Enfin, une bonne façon de se pratiquer à écrire sur le voyage mais sous la contrainte consiste à rédiger une carte postale en lien avec l’image qui apparaît à l’endos, et essayer de rendre le tout intéressant. Je l’ai fait abondamment lors d’un voyage de six mois en Europe et au Maroc; je le fais encore aujourd’hui pour mes enfants, à chacun de mes voyages. Et puis, la carte postale n’est-elle pas l’ancêtre du microbillet (tweet)?

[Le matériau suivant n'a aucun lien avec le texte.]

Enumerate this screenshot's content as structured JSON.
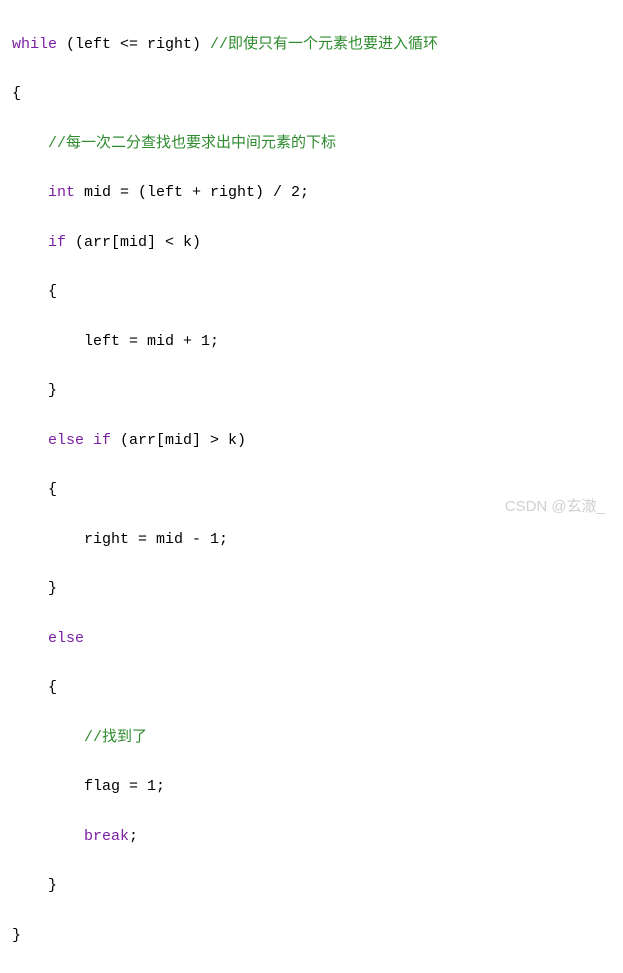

Quelques livres lus en voyage
-L’Odyssée d’Homère: pour constater que certaines choses n’ont pas changé, en Grèce, depuis des millénaires (comme le yogourt au miel), et pour retrouver des descriptions toujours d’actualité;
-Le portail, de François Bizot: à lire sans faute au Cambodge, notamment parce que certains Khmers rouges font encore partie du décor politique;
-La douleur du dollar, de Zoé Valdès: on entre dans le quotidien cubain et on a droit à une belle critique du castrisme;
-Le Lion, de Joseph Kessel: à lire au Kenya, pour mettre en parallèle l’histoire ancienne (un Masaï tuait jadis un lion pour devenir un homme) et actuelle (c’est maintenant interdit), entre autres choses.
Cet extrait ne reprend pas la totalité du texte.